2項 前項の規定により設けた墓地の区域又は納骨堂若しくは火葬場の施設を変更し、又は墓地、納骨堂若しくは火葬場を廃止しようとする者も、同様とする。」

 そこで、問題は「納骨堂」が地方税法348条2項3号の「境内建物及び境内地」に該当するかどうかということになります。

東京地裁(平成28年5月24日)の判決

 東京都が「納骨堂」に対して課税処分した件で、原告(A宗を宗派とする宗教法人)が提訴した、平成28年5月24日に東京地裁判決において、この「納骨堂」に関係する判決が出されています。

(1) 訴訟事案の内容

 この訴訟は、原告・宗教法人が「納骨堂」として使用している土地及び建物に対して、被告・東京都が「寺務所、本堂、庫裏等は非課税とした」が、「参拝堂、納骨堂、客殿等の建物部分及びこれに対応する土地面積相当分については固定資産税を課税する」との賦課決定処分をした、という内容です。

 つまり、「納骨堂」の固定資産税が非課税となる「境内建物及び境内地」に当たるかどうかが争われたものです。

(2) 東京地方裁判所の判断

<地方税法348条2項3号について(判決の一部)>
「地方税法348条2項3号に規定する「宗教法人が専らその本来の用に供する宗教法人法第3条に規定する境内建物及び境内地」とは,次のことを言う。
 ① 当該宗教法人にとって,宗教の教義をひろめ,儀式行事を行い,信者を教化育成するという主たる目的のために必要な,本来的に欠くことのできない建物,工作物及び土地で,同条各号に列挙されたようなものであり、かつ
 ② 当該宗教法人が,当該境内建物及び境内地を,専ら,宗教団体としての主たる目的を実現するために使用している状態にあるものをいうと解すべきであり,当該要件該当性の判断は,当該建物及び土地の実際の使用状況について,一般の社会通念に基づいて外形的,客観的にこれを行うべきである。」

 そして東京地裁は、本件での「納骨堂」は「宗教法人法第3条に規定する境内建物及び境内地には該当しない」と判断しました。

<東京地裁判決(一部)>
「(本件非課税対象外部分)の使用状況を,一般の社会通念に基づいて外形的,客観的にみると,原告は,本件非課税対象外部分につき,A宗の教義をひろめ,儀式行事を行い,信者を教化育成するという主たる目的のために使用していないとはいえないが,当該目的のために必要な,本来的に欠くことのできない建物の一部であると評価することにはやや困難がある。
 また,仮にそのような評価が可能であるとしても,本件「納骨堂」の使用者については宗旨宗派を問わないとされているのみならず,本件建物においては,原告以外の宗旨宗派の僧侶等が主宰する法要などの儀式行事が行われることが許容され,その場合,使用者は原告に対して施設使用料を支払うこととされ,実際にも,それが例外的とはいえない割合で行われており,原告は,上記のような使用者を訴外会社を通じて広く募集していることに照らすと,原告が,上記の各部分(本件非課税対象外部分)を,専ら宗教団体としての主たる目的を実現するために使用している状態にあるとは認められないといわざるを得ない。」

 
 本件の対象となっている「納骨堂」は今後も増加することが予想されますが、現在、東京都だけでなく全国の市長村でも、宗教法人の家屋であっても、「納骨堂」部分は課税対象とされ、土地は家屋内部の課税部分と非課税部分に面積按分のうえ課税されています。

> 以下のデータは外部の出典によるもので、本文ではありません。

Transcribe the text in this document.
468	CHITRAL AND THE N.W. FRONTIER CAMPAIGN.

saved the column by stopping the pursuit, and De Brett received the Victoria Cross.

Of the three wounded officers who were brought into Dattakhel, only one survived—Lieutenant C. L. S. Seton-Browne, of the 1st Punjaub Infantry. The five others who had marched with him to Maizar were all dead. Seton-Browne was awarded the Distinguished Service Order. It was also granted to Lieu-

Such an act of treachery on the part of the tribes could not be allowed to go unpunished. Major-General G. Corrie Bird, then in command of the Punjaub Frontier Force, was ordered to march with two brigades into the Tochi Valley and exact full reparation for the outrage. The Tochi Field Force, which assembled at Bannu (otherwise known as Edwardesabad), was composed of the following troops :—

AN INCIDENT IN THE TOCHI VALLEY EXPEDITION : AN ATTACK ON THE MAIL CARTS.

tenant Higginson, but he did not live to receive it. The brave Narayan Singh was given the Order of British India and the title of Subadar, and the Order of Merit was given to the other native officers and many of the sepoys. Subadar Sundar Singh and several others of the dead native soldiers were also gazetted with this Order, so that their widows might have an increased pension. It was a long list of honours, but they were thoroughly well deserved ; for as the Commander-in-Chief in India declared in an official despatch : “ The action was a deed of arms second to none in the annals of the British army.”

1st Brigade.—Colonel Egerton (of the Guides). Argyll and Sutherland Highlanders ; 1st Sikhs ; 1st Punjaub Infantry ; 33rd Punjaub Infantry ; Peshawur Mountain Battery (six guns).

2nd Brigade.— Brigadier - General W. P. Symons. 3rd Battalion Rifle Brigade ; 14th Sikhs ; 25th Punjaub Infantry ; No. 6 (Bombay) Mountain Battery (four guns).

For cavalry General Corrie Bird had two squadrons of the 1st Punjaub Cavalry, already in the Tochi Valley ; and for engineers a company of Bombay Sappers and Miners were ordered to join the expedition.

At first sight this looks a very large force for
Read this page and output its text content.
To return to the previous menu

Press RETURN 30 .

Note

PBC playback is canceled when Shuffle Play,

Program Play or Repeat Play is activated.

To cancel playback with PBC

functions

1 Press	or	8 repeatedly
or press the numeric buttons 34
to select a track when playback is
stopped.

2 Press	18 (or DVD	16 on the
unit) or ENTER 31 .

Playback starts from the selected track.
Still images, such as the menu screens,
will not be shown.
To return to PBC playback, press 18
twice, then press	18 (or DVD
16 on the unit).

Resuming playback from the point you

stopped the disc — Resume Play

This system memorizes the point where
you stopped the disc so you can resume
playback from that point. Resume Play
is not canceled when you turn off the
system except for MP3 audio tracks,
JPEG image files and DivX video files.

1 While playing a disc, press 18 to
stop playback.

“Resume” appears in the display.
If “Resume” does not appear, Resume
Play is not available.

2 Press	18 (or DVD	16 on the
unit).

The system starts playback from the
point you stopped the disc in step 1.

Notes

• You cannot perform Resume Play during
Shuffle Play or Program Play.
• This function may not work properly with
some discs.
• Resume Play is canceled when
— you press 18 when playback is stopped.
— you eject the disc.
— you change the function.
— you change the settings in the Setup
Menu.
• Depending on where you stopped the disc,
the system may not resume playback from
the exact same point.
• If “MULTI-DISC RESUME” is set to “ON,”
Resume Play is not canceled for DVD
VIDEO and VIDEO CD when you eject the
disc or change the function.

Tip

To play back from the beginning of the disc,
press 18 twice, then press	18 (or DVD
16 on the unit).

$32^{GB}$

 ところで、「納骨堂」が「専ら宗教団体としての主たる目的を実現するために使用している状態」にあれば非課税となり得ます。

 しかし最近では、本件同様「某宗を宗派とする宗教団体の建物において他の宗旨宗派の僧侶等が主宰する法要等にも使っている納骨堂事業」が多く、課税されている場合が多いのです。